The participants were divided into three groups. The first group had 19 women who were given tea fortified with 1 mg folate and 0.1 mg vitamin B12. The second group (19 women) was given tea fortified with 1 mg folate and 0.5 mg vitamin B12. The third was the control group but with a “limited number” of participants (five).
“Usually, the number of participants is decided based on the statistical power of the comparison, which in turn is dependent on the expected difference and its variability. None of these are defined. Thus, a “limited number” of controls is not the way to go,” Dr. Anura Kurpad, Professor of Physiology in St John’s Medical College, Bengaluru, says in an email to The Hindu.
Since the number of participants in the control arm is less, the authors used pre- and post-intervention values to measure the efficacy of folate and vitamin B12 intervention. However, this approach has a fundamental problem.
“Pre- and post-interventions are subject to any number of confounders that could have caused the observed changes. Having a control group eliminates the known and unknown confounders, and participants should be randomised to any of the groups. None of these conditions were fulfilled,” Dr. Kurpad says.
Whether the participants were given folate or folic acid is not clear as references to both are made in the paper. According to him, for folate, the recommended ceiling on intake (also called the tolerable upper limit of intake) is 1 mg/day. For folic acid, it will be about half of that (0.5 mg/day). If 1 mg/day of folic acid was given, it had certainly exceeded the upper limit.
The dose of food folate for women is about 0.2 mg/day, while periconception requirement is set at 0.48 mg/day. These values are for dietary folate. Since folic acid is absorbed so much better, only about 50% of food folate dose is required.
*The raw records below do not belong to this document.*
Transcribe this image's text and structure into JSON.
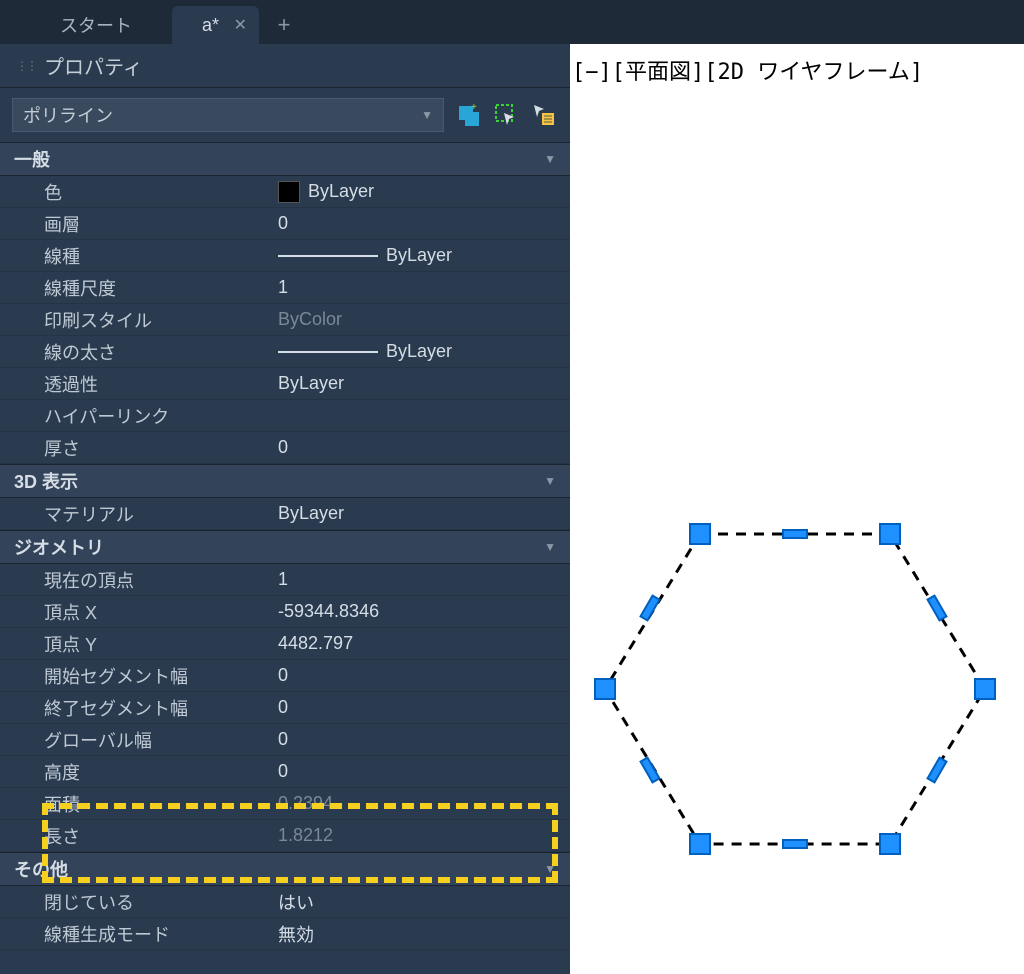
{
  "tabs": {
    "start": "スタート",
    "active": "a*"
  },
  "panel_title": "プロパティ",
  "selector": "ポリライン",
  "sections": {
    "general": {
      "title": "一般",
      "color_label": "色",
      "color_value": "ByLayer",
      "layer_label": "画層",
      "layer_value": "0",
      "linetype_label": "線種",
      "linetype_value": "ByLayer",
      "linetypescale_label": "線種尺度",
      "linetypescale_value": "1",
      "plotstyle_label": "印刷スタイル",
      "plotstyle_value": "ByColor",
      "lineweight_label": "線の太さ",
      "lineweight_value": "ByLayer",
      "transparency_label": "透過性",
      "transparency_value": "ByLayer",
      "hyperlink_label": "ハイパーリンク",
      "hyperlink_value": "",
      "thickness_label": "厚さ",
      "thickness_value": "0"
    },
    "view3d": {
      "title": "3D 表示",
      "material_label": "マテリアル",
      "material_value": "ByLayer"
    },
    "geometry": {
      "title": "ジオメトリ",
      "current_vertex_label": "現在の頂点",
      "current_vertex_value": "1",
      "vertex_x_label": "頂点 X",
      "vertex_x_value": "-59344.8346",
      "vertex_y_label": "頂点 Y",
      "vertex_y_value": "4482.797",
      "start_seg_width_label": "開始セグメント幅",
      "start_seg_width_value": "0",
      "end_seg_width_label": "終了セグメント幅",
      "end_seg_width_value": "0",
      "global_width_label": "グローバル幅",
      "global_width_value": "0",
      "elevation_label": "高度",
      "elevation_value": "0",
      "area_label": "面積",
      "area_value": "0.2394",
      "length_label": "長さ",
      "length_value": "1.8212"
    },
    "other": {
      "title": "その他",
      "closed_label": "閉じている",
      "closed_value": "はい",
      "ltgen_label": "線種生成モード",
      "ltgen_value": "無効"
    }
  },
  "viewport_label": "[−][平面図][2D ワイヤフレーム]"
}
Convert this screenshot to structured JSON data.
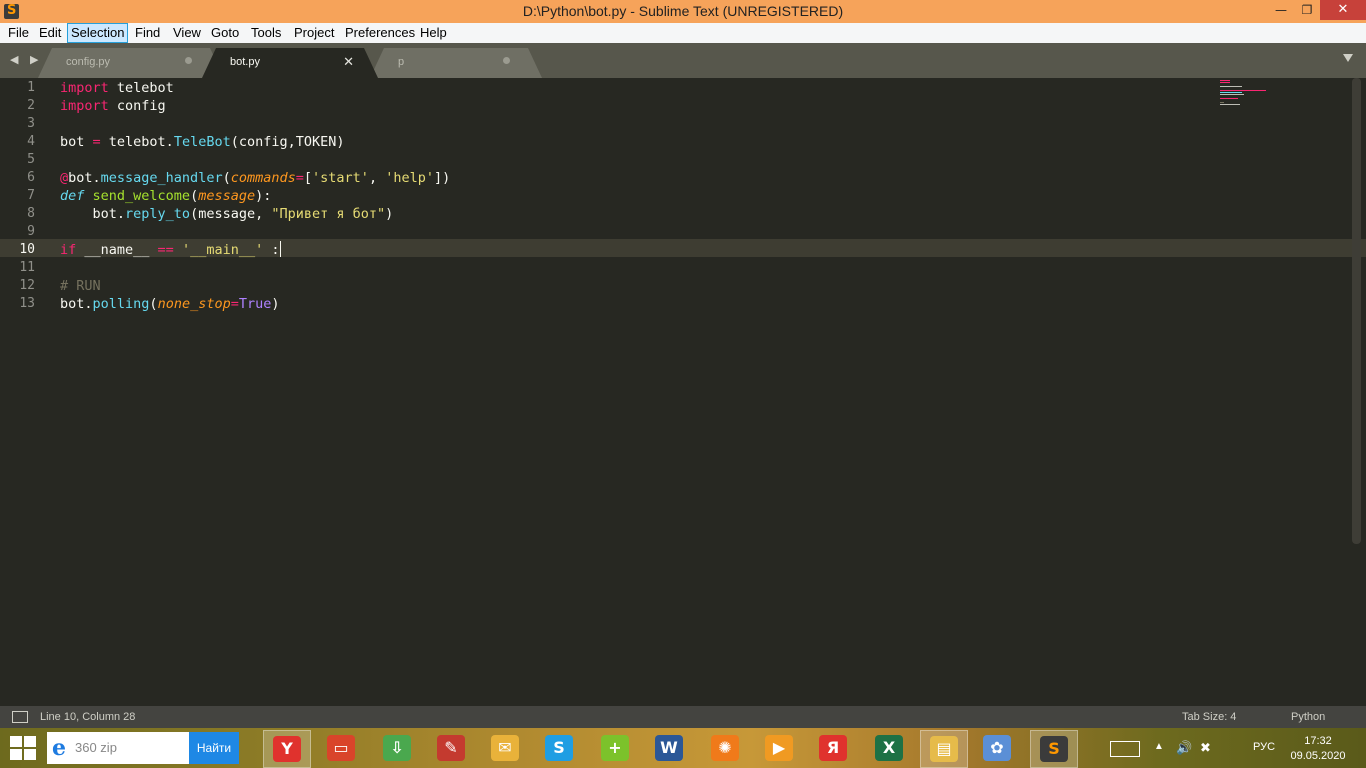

A bigger problem is about measuring haemoglobin levels after intervention. While the study claims that haemoglobin counts increased post-intervention, the fact is that haemoglobin level was not measured for all participants. “Due to an inadvertent communication error, post-intervention haemoglobin levels were not uniformly obtained in all three groups,” the paper says. So, it is not certain that elevated levels of folate and vitamin B12 post-intervention have necessarily led to increased haemoglobin levels in all participants.
Another shortcoming of the study has been the focus on folate and vitamin B12 fortification of tea without taking iron into consideration. Anaemia can be caused due to deficiency of iron, vitamin B12 and/or folic acid. So fortification using only folate and vitamin B12 may not be sufficient to address the problem of anaemia in women.
“Focusing on one or two nutrients in the complex mixture of nutrients required for making haemoglobin in the body is a mistake. It causes imbalances in nutrients in the body, and both folic acid and B12 in excess are not without potential dangers,” cautions Dr. Kurpad.
There are no national level surveys of Indian women that have measured haemoglobin along with markers of iron status (like ferritin). A few small studies in India suggest that 50% of anaemia is due to iron deficiency. The Comprehensive National Nutrition Survey (CNNS) of Indian children aged 1-19 years measured haemoglobin and other markers such as ferritin for iron, and serum B12 and folate levels.
“In adolescent girls (10-19 years), folate and B12 deficiency anaemia was present in 22%. Iron deficiency anaemia was seen in 27% of girls. Anaemia due to unknown origin and inflammation accounted for 31%,” he says.
To prevent neural-tube defects, the requirement during pregnancy is 0.48 mg per day of dietary folate (or about 50% of that as folic acid). However, a specific ‘periconceptional folate’ requirement has not been defined in India.
“But, paediatricians suggest 0.4 mg/day of folic acid from one month prior to pregnancy. This amount is not possible from the current fortification levels recommended in India and should be taken as a tablet,” says Dr. Kurpad.